Pr Mohamed Boubekeur :J’ai le regret de dire qu’il n’y a pas de propositions du comité scientifique et en revanche, un manque flagrant d’homogénéité. Nous, professionnels de la Santé, apprenons les informations à travers la presse. Or, il aurait été judicieux à mon sens, de pousser la réflexion avec une cellule de veille auprès de chaque wilaya.

A l’heure où l’on est, il faut développer une stratégie conséquente. D’ailleurs, il n’y a pas d’études épidémiologiques ; ainsi, le problème épidémiologique risque d’être perturbé par le variant. Il existe une tranche de la population qui déclare opter pour la vaccination, pendant qu’une autre, notamment rurale, y est réticente ou n’y croit plus. Un rassemblement festif de citoyens dans la ville d’Adrar organisé la semaine dernière, en est un exemple illustratif. Moi, je dirai qu’il ne faut pas baisser la garde, l’Algérie s’est jusque là protégée, le premier virus du coronavirus circule moins, mais le variant risque d’entraîner une situation épidémiologique grave. Je finirai sur ça par dire pourquoi ce sont toujours les mêmes qui forment le comité scientifique. D’autres pourraient bien prendre la relève.

 

OT : A quels niveaux structurels, situeriez-vous les manquements ?

 

Pr Mohamed Boubekeur : si l’on se réfère aux acquis, il y a peu de manquements, la stratégie politique du pays a été concluante et décisive à bien des égards, contrairement à beaucoup de pays. On a pu endiguer l’épidémie par le traitement médical, notamment à la chloroquine au tout début, puis par les tests PCR et salivaires sans oublier le traçage qui a été déterminant. A ce propos, les startups nationales ont accompli des prouesses en développant des applications de traçage. Je lance d’ailleurs un appel pour soutenir ces startups qui recèlent de grandes potentialités. En revanche, concernant la vaccination et sur un plan purement éthique, j’aurai peut-être souhaité que chaque député se soit fait vacciner dans sa wilaya, en guise d’esprit de solidarité avec la population qu’il représente. Là, j’estime que cela est un manquement moral.

 

OT : Avant de conclure, si l’on venait à comparer la situation en Algérie par rapport à d’autres, sévissant à travers le monde…

 

Pr Mohamed Boubekeur : jugez-en par vous-même. Plus de 500.00 morts aux USA, la barre des 60.000 morts est dépassée en Iran, près de 87.000 en France, le Brésil avec près de 255.000 décès, l’Inde qui avoisine les 160.000, morts, pour ne citer que ces pays là, sans parler de la situation dramatique dans les pays voisins.

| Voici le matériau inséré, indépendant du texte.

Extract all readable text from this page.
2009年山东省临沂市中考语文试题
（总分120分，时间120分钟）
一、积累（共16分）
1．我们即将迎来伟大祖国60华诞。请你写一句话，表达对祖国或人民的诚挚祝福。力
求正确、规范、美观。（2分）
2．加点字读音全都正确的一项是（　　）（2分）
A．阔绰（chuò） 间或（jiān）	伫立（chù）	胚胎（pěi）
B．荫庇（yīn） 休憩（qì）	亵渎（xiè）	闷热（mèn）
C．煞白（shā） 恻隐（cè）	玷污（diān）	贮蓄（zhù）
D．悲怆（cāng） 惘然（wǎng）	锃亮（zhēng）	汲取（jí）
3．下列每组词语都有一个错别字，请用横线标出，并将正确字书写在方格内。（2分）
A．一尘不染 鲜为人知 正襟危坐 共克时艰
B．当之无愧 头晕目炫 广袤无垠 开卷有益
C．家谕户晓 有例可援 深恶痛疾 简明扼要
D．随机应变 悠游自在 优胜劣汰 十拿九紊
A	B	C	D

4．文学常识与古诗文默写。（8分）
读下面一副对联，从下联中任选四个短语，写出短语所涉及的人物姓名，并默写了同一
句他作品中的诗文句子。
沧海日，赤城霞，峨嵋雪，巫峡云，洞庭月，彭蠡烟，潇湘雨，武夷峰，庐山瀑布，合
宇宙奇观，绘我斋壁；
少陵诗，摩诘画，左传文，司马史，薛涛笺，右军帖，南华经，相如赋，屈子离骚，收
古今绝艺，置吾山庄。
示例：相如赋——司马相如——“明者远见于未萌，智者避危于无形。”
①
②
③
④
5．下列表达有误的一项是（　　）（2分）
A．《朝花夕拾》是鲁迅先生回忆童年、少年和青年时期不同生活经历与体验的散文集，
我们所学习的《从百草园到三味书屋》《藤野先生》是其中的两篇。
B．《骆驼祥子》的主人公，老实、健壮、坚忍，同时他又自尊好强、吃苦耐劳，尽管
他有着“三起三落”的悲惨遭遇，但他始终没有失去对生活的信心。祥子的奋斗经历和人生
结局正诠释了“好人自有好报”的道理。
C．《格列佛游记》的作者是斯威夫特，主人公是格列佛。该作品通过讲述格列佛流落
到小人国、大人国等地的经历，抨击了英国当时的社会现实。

Des chiffres effrayants, vous en convenez. En Algérie, on doit s’estimer chanceux et considérer que notre stratégie politique prônée par l’Etat algérien a été payante en termes de lutte contre la pandémie et la sécurisation de la santé publique. Donc, on ne peut que s’en réjouir. Il n’empêche que, comme cité plus haut, on ne doit en aucun cas baisser la garde, surtout que des variants sud africain, brésilien et japonais ont fait leur apparition et peuvent échapper au dépistage.

La baisse des cas de contaminations et du taux de mortalité, sont des signes annonciateurs de l’efficience de la stratégie politique adoptée jusque là, voilà pourquoi, je plaide pour une consolidation des acquis par une consultation plus restreinte entre le comité scientifique et les professionnels de la santé, avec à la base un travail épidémiologique de fond. Aujourd’hui, l’Algérie relève le défi et est capable de vacciner ses 43 millions d’habitants, du moins ceux qui le souhaitent.